The CFPB requests money quarterly.
Mick Mulvaney, who briefly served as the CFPB’s acting director under President Donald Trump, famously requested $0 for the second quarter of fiscal year 2018.
The CFPB under its current director, Rohit Chopra, requested a $315.7 million for the first quarter of fiscal 2023, according to the agency’s Oct. 14 letter to the Senate Banking Committee.
For context, the Biden administration requested Congress provide the Securities and Exchange Commission with $2.2 billion in funding for fiscal 2023.
What’s the Problem?
Republicans, and many in the financial services industry, have complained that the CFPB’s funding mechanism made it unaccountable to the public and Congress.
The House Financial Services Committee and Senate Banking Committee have oversight authority over the agency.

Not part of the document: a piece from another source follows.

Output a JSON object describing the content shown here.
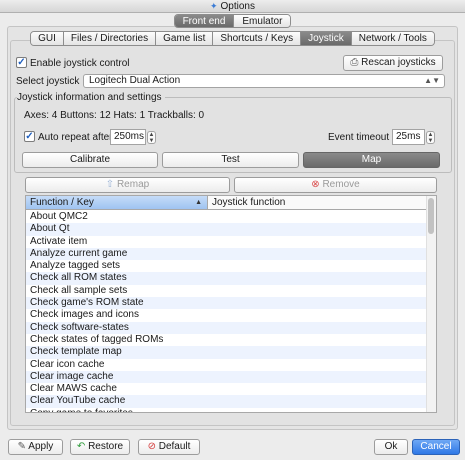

The CFPB director is required to appear before Congress at least twice each year. Former Director Richard Cordray appeared more frequently than that.
Several courts, including the U.S. Court of Appeals for the D.C. Circuit, have rejected constitutional challenges to the CFPB’s funding.

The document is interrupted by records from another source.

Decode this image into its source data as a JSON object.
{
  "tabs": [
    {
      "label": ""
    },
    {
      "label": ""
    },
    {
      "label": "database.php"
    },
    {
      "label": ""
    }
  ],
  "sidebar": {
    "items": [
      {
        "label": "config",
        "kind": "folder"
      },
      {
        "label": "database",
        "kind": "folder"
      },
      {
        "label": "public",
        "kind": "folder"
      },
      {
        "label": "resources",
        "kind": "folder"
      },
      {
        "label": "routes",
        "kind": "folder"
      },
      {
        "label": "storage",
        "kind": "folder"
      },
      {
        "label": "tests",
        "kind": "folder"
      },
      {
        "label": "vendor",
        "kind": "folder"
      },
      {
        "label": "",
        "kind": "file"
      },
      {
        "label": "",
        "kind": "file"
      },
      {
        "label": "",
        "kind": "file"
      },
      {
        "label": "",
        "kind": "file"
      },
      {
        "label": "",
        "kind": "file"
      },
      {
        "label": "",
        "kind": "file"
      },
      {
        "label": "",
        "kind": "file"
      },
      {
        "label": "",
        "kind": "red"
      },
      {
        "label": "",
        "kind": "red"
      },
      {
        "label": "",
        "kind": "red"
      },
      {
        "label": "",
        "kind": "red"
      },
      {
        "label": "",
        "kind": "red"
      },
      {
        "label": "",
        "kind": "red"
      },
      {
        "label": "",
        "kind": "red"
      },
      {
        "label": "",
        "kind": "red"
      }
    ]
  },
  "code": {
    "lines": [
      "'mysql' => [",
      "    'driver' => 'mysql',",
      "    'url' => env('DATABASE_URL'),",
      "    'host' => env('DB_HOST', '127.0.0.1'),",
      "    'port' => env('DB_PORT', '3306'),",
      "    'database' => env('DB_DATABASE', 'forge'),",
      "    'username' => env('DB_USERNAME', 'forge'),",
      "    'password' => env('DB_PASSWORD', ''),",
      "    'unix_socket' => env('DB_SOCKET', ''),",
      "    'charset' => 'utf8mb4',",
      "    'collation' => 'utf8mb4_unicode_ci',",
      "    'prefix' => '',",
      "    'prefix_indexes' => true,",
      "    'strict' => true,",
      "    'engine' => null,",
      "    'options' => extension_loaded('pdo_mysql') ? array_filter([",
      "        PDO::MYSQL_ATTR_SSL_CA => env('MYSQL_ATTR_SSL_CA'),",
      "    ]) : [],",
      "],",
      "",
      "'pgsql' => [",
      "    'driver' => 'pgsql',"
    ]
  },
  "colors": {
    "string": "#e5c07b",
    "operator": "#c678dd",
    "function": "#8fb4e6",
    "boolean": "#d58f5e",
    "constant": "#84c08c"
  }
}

The Fifth Circuit declined to rule on the question in a May en banc ruling in another case, All American Check Cashing v. CFPB. But several judges in that case signed on to a concurring opinion that the bureau’s funding mechanism violated the Constitution’s appropriations clause.
A three-judge Fifth Circuit panel didn’t miss on its next chance to tackle the CFPB funding question in its Oct. 19 ruling.

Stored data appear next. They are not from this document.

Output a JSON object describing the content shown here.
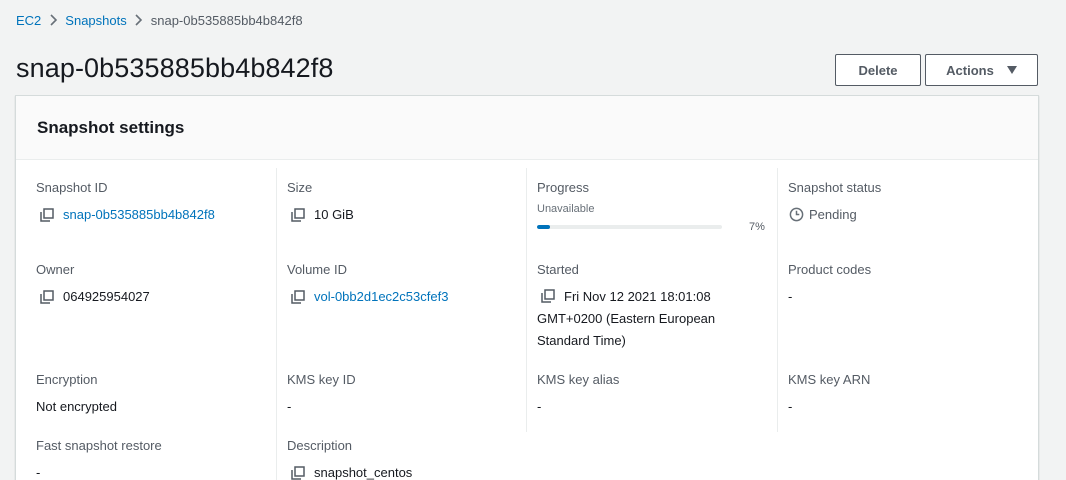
{
  "breadcrumb": {
    "items": [
      "EC2",
      "Snapshots"
    ],
    "current": "snap-0b535885bb4b842f8"
  },
  "header": {
    "title": "snap-0b535885bb4b842f8",
    "delete_label": "Delete",
    "actions_label": "Actions"
  },
  "panel": {
    "title": "Snapshot settings",
    "fields": {
      "snapshot_id": {
        "label": "Snapshot ID",
        "value": "snap-0b535885bb4b842f8"
      },
      "size": {
        "label": "Size",
        "value": "10 GiB"
      },
      "progress": {
        "label": "Progress",
        "sub": "Unavailable",
        "percent": 7,
        "percent_label": "7%"
      },
      "status": {
        "label": "Snapshot status",
        "value": "Pending"
      },
      "owner": {
        "label": "Owner",
        "value": "064925954027"
      },
      "volume_id": {
        "label": "Volume ID",
        "value": "vol-0bb2d1ec2c53cfef3"
      },
      "started": {
        "label": "Started",
        "value": "Fri Nov 12 2021 18:01:08 GMT+0200 (Eastern European Standard Time)"
      },
      "product_codes": {
        "label": "Product codes",
        "value": "-"
      },
      "encryption": {
        "label": "Encryption",
        "value": "Not encrypted"
      },
      "kms_key_id": {
        "label": "KMS key ID",
        "value": "-"
      },
      "kms_key_alias": {
        "label": "KMS key alias",
        "value": "-"
      },
      "kms_key_arn": {
        "label": "KMS key ARN",
        "value": "-"
      },
      "fast_restore": {
        "label": "Fast snapshot restore",
        "value": "-"
      },
      "description": {
        "label": "Description",
        "value": "snapshot_centos"
      }
    }
  },
  "colors": {
    "link": "#0073bb",
    "progress_fill": "#0073bb",
    "text": "#16191f",
    "label": "#545b64"
  }
}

The basis of the ruling was that the CFPB was “double-insulated” from oversight. Dodd-Frank allowed the agency to ask for money with only a statutory cap setting the limit, setting it outside annual appropriations. And the CFPB seeks money from the Fed, which itself is funded from investments in securities and other sources outside the appropriations process.
The panel didn’t provide any other guidance on what should happen next, which means there’s a lot of uncertainty coming in the next year at least.
What’s Next?
CFPB watchers say its appeal to the Supreme Court is highly likely. If the Fifth Circuit ruling stands, the CFPB won’t be able to operate in Mississippi, Louisiana and Texas while being fully functioning in the rest of the country.
That would mean rules, regulations and enforcement actions wouldn’t apply in those three states, setting up an untenable situation.
The Supreme Court has had the chance to eliminate the CFPB on constitutional grounds in the past. But it chose not to for fear of creating chaos in the financial markets. A decade’s worth of rules, regulations, enforcement actions would be tossed out if the court took the maximalist approach. Even the industries the CFPB regulates doesn’t want that.
The Supreme Court could overturn the Fifth Circuit ruling – unlikely given the court’s ideological bent – or send the funding issue back to Congress. That could mean allowing the CFPB to operate for a period of time while Congress negotiates.
Republicans will likely want concessions before agreeing to funding.
There could be new restrictions on the CFPB. The staff, which is paid more than typical government workers in similar positions, could see pay cuts.
What About the Other Banking Regulators?
The CFPB argued to the Fifth Circuit that other federal financial regulators, like the Fed, FDIC and OCC, are also funded independently. Medicare, Medicaid and Social Security are also funded outside appropriations.
The Fifth Circuit didn’t buy that argument, and tried to make a distinction between the CFPB and other agencies through its discussion of double insulation.
Most legal observers expect the Supreme Court to ultimately try to rule on the CFPB question without touching the other agencies.
There are decades of precedence on keeping agencies out of the appropriations if they aren’t funded through the Treasury.
The Supreme Court may be reticent to declare all federal banking agencies’ funding unconstitutional, which could lead to chaos.